Diante
de um rio que não mais existe - engolido por uma serpente de asfalto
onde noite e dia rugem máquinas abastecidas com a decomposição de
tempos imemoriais -, em um cenário que emerge dos destroços de uma
vila, ela própria erigida com os escombros de um antigo teatro de
São Paulo - esta cidade que hoje habito, feita das ruínas de muitas
São Paulos em que mal se vêem vestígios, afogadas pelo
novo-logo-velho movido pela força da grana -, ouço histórias de
fugitivos de um país onde negros tiveram o desejo de direitos
brancos e vêem gerações e gerações pagarem com penar equivalente
à escravidão da qual se livraram a audácia de tentarem romper com
a maldição européia que recai sobre a cor de sua pele. Fragmentos
de vidas, pedaços de sonhos, restos de esperanças. A busca de algum
espírito ancestral a guiar uma vida nova nesta cidade que perece dos
mesmos velhos males sob roupagem pós-moderna. Pessoas que almejam o
direito de ser e existir, quem sabe até ser feliz - por ora,
tratados como escória ou algo pior. Da platéia acreditamos sermos
pessoas integrais, acreditamos estar à salvo de sermos sujeitos só
em parte - até nos avisarem que somos tão-somente o sonho de um
personagem (uma hora perceberemos que somos pouco mais que parafusos
da máquina que nos mói em nossa humanidade?). O Haiti é aqui - se
soubéssemos entender para além das palavras o que falam tantos
Louis, Marie, François, Matine, que aqui fincam a bandeira da
esperança; se déssemos atenção ao que nos dizem Joões e Marias, fugidos e filhos de fugitivos das periferias destes Tristes
Trópicos que buscam abrigo nas periferias da cidade. Metalinguísticamente, Cidade
Vodu, da Teatro de Narradores, se perde entre duas dramaturgias que
têm dificuldade em dialogar, se harmonizar, se entender. Seguimos
separados, corroídos por algo que não sabemos o que é. Tal qual
migrantes e imigrantes mal-vindos e recusados, tal qual pretos pobres
periféricos enxotados a gritos a tiros e autos-de-resistência,
somos sujeitos-ruína sobrevivendo numa pós-modernidade hostil à vida, assistimos à decomposição de nossa própria
humanidade - não nos damos conta de que não é a cidade quem morre.

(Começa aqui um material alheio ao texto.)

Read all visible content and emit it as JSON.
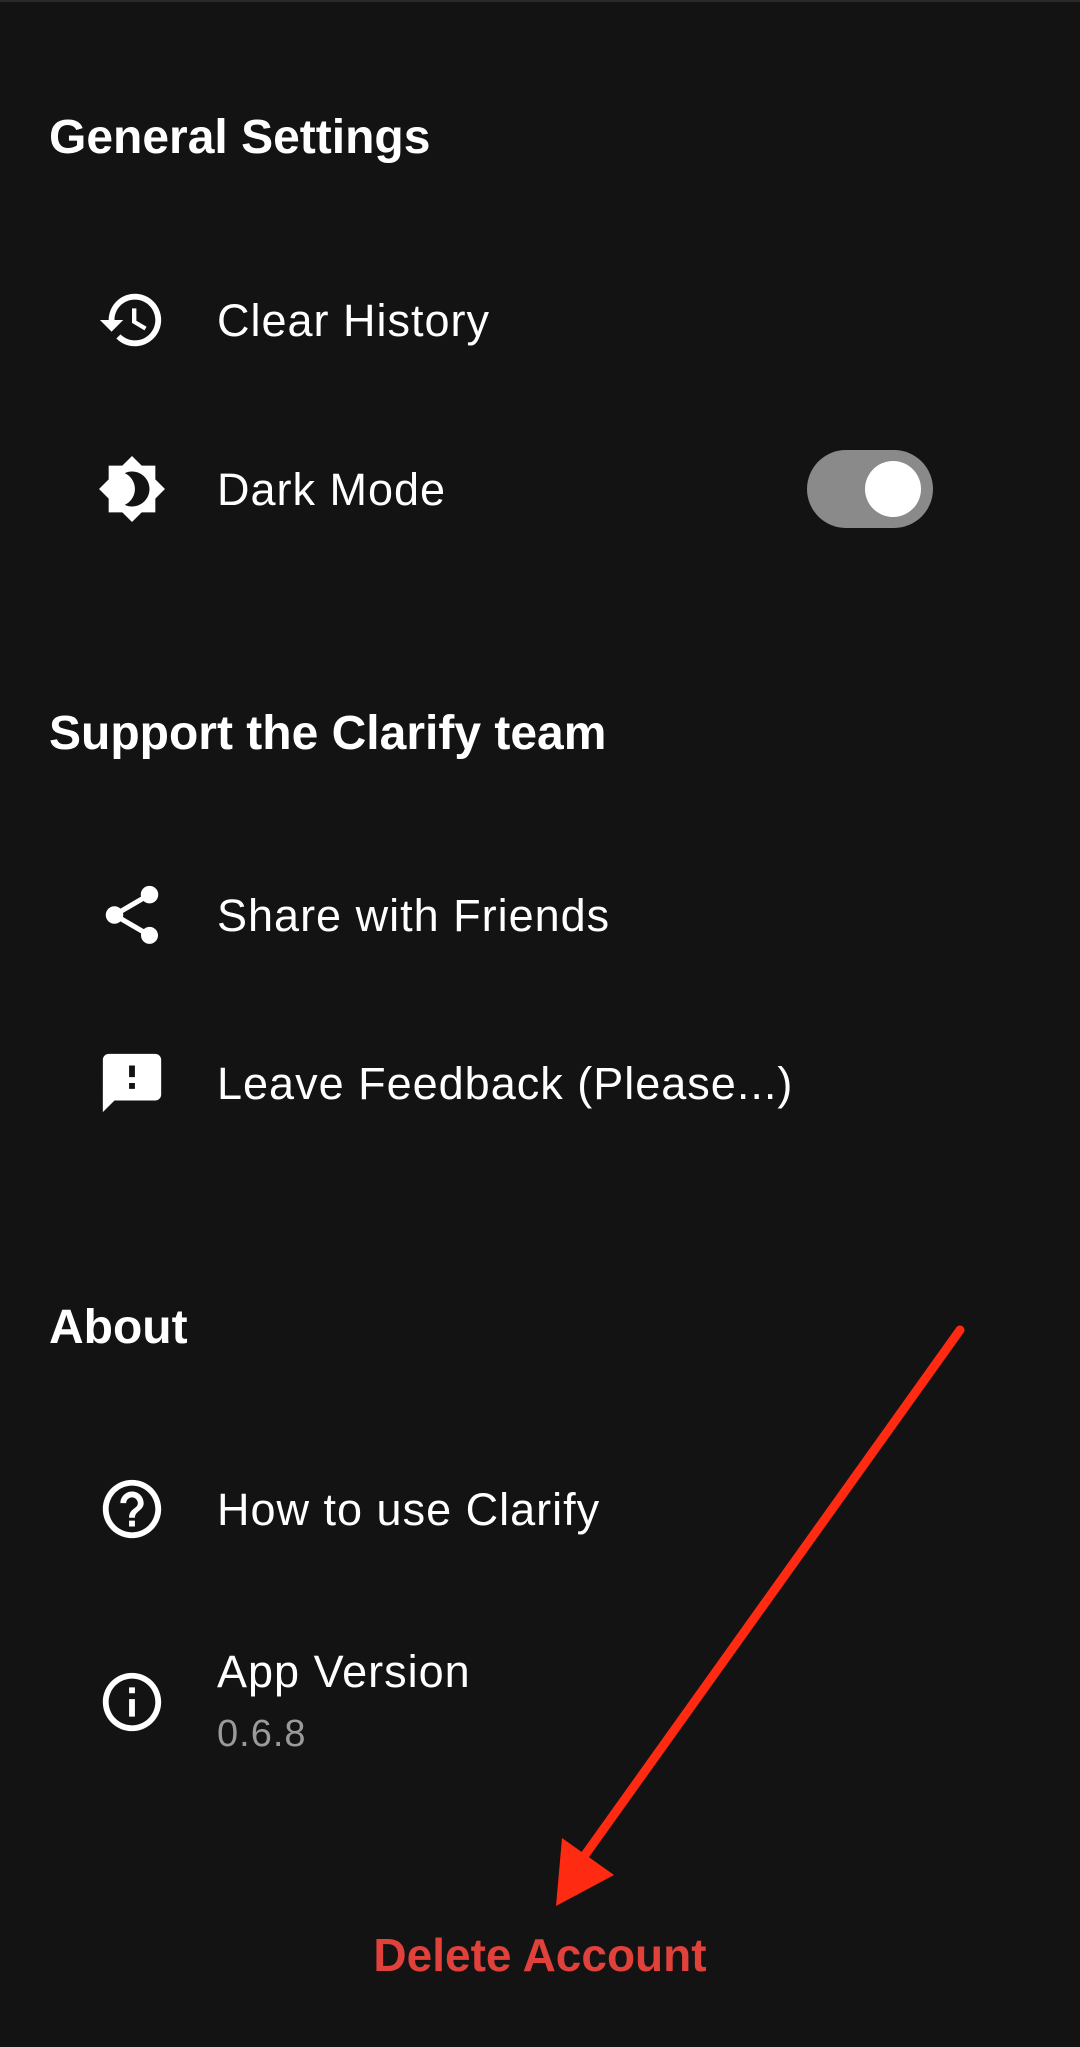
{
  "sections": {
    "general": {
      "title": "General Settings",
      "items": [
        {
          "label": "Clear History",
          "icon": "history-icon"
        },
        {
          "label": "Dark Mode",
          "icon": "brightness-icon",
          "toggle_on": true
        }
      ]
    },
    "support": {
      "title": "Support the Clarify team",
      "items": [
        {
          "label": "Share with Friends",
          "icon": "share-icon"
        },
        {
          "label": "Leave Feedback (Please...)",
          "icon": "feedback-icon"
        }
      ]
    },
    "about": {
      "title": "About",
      "items": [
        {
          "label": "How to use Clarify",
          "icon": "help-circle-icon"
        },
        {
          "label": "App Version",
          "value": "0.6.8",
          "icon": "info-icon"
        }
      ]
    }
  },
  "delete_account_label": "Delete Account",
  "colors": {
    "background": "#141314",
    "text": "#ffffff",
    "secondary_text": "#9a9a9a",
    "danger": "#e0413a",
    "annotation_arrow": "#ff2a12",
    "toggle_track": "#8a8a8a"
  }
}
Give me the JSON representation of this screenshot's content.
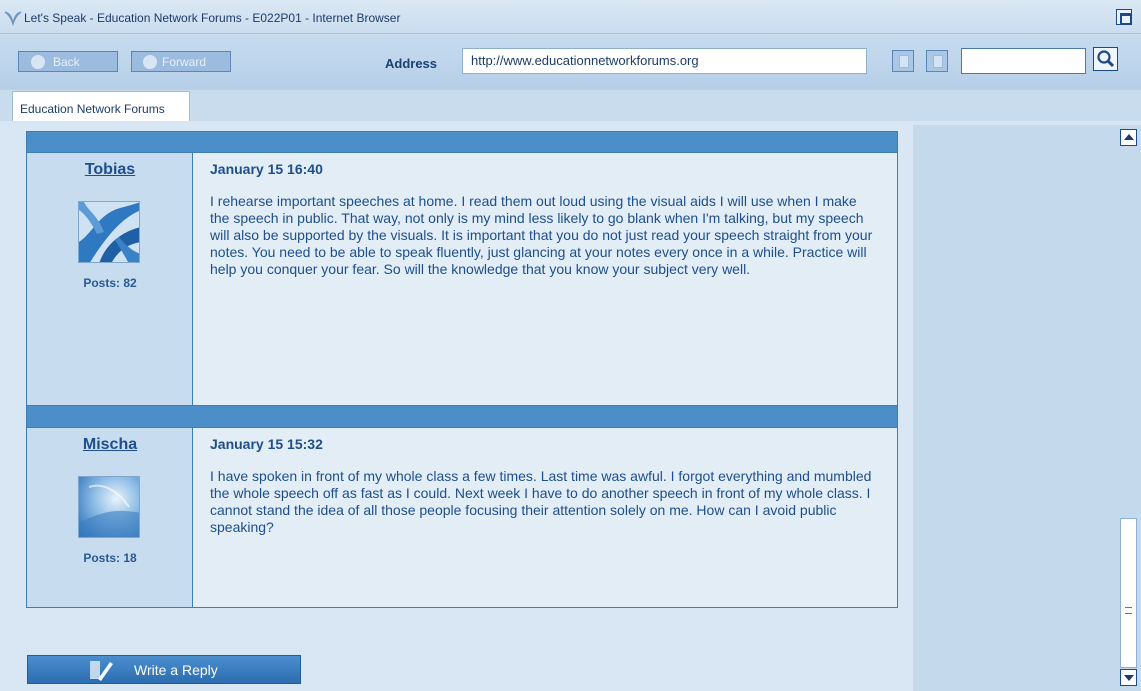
{
  "window": {
    "title": "Let's Speak - Education Network Forums - E022P01 - Internet Browser"
  },
  "toolbar": {
    "back_label": "Back",
    "forward_label": "Forward",
    "address_label": "Address",
    "address_value": "http://www.educationnetworkforums.org",
    "search_value": ""
  },
  "tabs": [
    {
      "label": "Education Network Forums"
    }
  ],
  "posts": [
    {
      "author": "Tobias",
      "posts_count": "Posts: 82",
      "date": "January 15 16:40",
      "text": "I rehearse important speeches at home. I read them out loud using the visual aids I will use when I make the speech in public. That way, not only is my mind less likely to go blank when I'm talking, but my speech will also be supported by the visuals. It is important that you do not just read your speech straight from your notes. You need to be able to speak fluently, just glancing at your notes every once in a while. Practice will help you conquer your fear. So will the knowledge that you know your subject very well."
    },
    {
      "author": "Mischa",
      "posts_count": "Posts: 18",
      "date": "January 15 15:32",
      "text": "I have spoken in front of my whole class a few times. Last time was awful. I forgot everything and mumbled the whole speech off as fast as I could. Next week I have to do another speech in front of my whole class. I cannot stand the idea of all those people focusing their attention solely on me. How can I avoid public speaking?"
    }
  ],
  "reply_button": {
    "label": "Write a Reply"
  },
  "colors": {
    "accent": "#4c8ec8",
    "text": "#1e4f8c",
    "background": "#d8e7f3"
  },
  "icons": {
    "app": "wing-logo-icon",
    "maximize": "maximize-icon",
    "search": "magnifier-icon",
    "reply": "pen-icon"
  }
}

Ainda assim, recuso Kafka:
há esperança - até mesmo para nós: Cidade Vodu é a mostra que
alguns ainda lutamos pelo sonho de um futuro feito de sujeitos
plenos, necessário à nossa própria completude.
24
de julho de 2016.
PS:
Texto brotado com muito atraso - havia assistido à peça em abril -
e ao acaso, enquanto eu refletia sobre o espetáculo O Grito,
de Marcos Abranches. A se pensar o caminho que levou de um a outro.